Equality makes for nice headlines, so long as you keep the arguments simple. Make the argument about men versus women, and the rabble-rousing is bound to be successful. But what about equal prize money for short people, or for older players? If Indians hardly ever win Wimbledon, should there be a separate competition for players from that sub-continent, with equal prize money, just to avoid any prejudice against them? How about a tournament just for people who were born into poor families and had to make more sacrifices in order to play tennis? And what about equal treatment for disabled players? Wimbledon also plays host to a small doubles contest for players in wheelchairs. By the logic of equality used to justify equal pay for women, there should be equal contests and equal pay for every category of player and contest. That would mean proper singles contests for wheelchair players, that those matches should get equal exposure, that they will be played on the same show courts, and that the winners should take an equally large prize. Of course, in the real world, fewer people would want to watch those matches, which is why they the wheelchair players do not get the same size of prize. If you imposed equality, by taking the current pot of prize money, and splitting it so the wheelchair players got an equal share, you would soon see how many top players really care about equality.

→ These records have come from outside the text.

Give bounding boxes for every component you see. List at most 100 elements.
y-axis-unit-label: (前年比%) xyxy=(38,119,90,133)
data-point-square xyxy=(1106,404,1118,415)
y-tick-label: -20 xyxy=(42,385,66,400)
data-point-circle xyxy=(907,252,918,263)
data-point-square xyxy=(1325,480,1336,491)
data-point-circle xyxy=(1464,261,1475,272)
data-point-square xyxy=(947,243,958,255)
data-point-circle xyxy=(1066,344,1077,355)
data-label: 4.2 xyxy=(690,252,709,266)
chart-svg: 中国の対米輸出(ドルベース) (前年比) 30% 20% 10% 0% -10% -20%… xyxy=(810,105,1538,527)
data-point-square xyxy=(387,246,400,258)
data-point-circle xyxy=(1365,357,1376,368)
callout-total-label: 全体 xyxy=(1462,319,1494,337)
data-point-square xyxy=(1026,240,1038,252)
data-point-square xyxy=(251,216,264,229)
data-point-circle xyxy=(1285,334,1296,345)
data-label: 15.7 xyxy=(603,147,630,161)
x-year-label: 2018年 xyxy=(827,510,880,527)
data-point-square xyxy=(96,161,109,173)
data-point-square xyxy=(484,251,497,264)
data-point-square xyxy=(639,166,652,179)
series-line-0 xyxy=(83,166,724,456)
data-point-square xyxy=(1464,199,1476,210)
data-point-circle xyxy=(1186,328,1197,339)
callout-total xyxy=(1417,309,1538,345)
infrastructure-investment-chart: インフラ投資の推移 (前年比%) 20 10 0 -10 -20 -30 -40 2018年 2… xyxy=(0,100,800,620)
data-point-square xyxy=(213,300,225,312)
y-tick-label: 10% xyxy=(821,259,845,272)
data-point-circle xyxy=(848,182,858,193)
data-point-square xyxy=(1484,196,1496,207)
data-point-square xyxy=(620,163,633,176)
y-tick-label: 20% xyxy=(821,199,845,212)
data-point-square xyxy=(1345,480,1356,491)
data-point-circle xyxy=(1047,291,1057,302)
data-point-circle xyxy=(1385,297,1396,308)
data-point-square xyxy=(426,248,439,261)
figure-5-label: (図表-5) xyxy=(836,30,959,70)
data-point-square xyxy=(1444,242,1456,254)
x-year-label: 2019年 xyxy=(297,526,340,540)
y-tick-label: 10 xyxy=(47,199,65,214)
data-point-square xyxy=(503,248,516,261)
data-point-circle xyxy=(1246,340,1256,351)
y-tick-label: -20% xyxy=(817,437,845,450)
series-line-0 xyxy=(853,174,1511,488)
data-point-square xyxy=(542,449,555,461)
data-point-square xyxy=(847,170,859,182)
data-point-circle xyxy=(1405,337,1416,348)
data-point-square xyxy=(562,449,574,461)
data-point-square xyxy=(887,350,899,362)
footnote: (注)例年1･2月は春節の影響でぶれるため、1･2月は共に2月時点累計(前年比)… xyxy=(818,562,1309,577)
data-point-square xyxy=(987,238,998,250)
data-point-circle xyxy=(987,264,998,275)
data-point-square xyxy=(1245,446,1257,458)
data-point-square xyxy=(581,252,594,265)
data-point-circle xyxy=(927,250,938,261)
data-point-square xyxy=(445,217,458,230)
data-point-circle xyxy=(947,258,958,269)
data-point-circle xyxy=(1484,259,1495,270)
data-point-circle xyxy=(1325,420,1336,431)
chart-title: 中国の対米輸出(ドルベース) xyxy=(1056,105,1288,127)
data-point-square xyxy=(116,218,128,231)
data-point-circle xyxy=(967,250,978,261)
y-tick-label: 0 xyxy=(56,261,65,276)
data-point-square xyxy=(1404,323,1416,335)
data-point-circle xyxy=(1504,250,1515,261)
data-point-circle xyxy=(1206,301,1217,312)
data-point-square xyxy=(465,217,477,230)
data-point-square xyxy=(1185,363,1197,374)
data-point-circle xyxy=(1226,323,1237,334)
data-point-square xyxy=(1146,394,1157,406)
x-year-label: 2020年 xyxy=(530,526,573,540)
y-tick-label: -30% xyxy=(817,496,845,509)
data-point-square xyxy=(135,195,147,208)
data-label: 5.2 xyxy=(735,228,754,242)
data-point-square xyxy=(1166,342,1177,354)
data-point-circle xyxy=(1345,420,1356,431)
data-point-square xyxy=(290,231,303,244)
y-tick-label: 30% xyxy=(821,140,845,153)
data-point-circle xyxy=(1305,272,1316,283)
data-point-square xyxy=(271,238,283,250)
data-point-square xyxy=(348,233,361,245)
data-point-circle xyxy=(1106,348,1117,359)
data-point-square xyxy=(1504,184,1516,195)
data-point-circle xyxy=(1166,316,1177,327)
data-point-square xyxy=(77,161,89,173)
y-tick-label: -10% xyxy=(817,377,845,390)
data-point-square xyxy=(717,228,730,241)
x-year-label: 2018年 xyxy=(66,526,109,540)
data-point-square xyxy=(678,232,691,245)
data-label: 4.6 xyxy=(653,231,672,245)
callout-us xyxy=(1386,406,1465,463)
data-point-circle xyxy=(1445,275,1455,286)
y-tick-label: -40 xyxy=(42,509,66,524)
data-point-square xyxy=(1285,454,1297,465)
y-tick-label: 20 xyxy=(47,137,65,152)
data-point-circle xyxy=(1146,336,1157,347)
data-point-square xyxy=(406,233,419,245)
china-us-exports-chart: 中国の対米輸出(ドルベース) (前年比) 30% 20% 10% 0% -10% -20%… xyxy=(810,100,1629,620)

There is one very straightforward way to ensure absolute equality for all players, based purely on merit whilst eliminating any prejudices based on sex. That would be by removing any divisions within the sporting contest, and having everyone competing for the same prize. Men would play women on an equal basis, whether over five sets or three. We are nearly there already. Unlike boxing, with its many divisions, all that would be needed at Wimbledon would be for the unification of the men’s and women’s contests. That would be true equality of treatment, in every possible sense. Gender would be rendered irrelevant, and we could appreciate people purely based on how well they play, and not for their sex. Of course, women may find themselves losing to men more often than not. Not surprisingly, that is the kind of equality that the current crop of super-rich stars of the women’s game are happy to do without.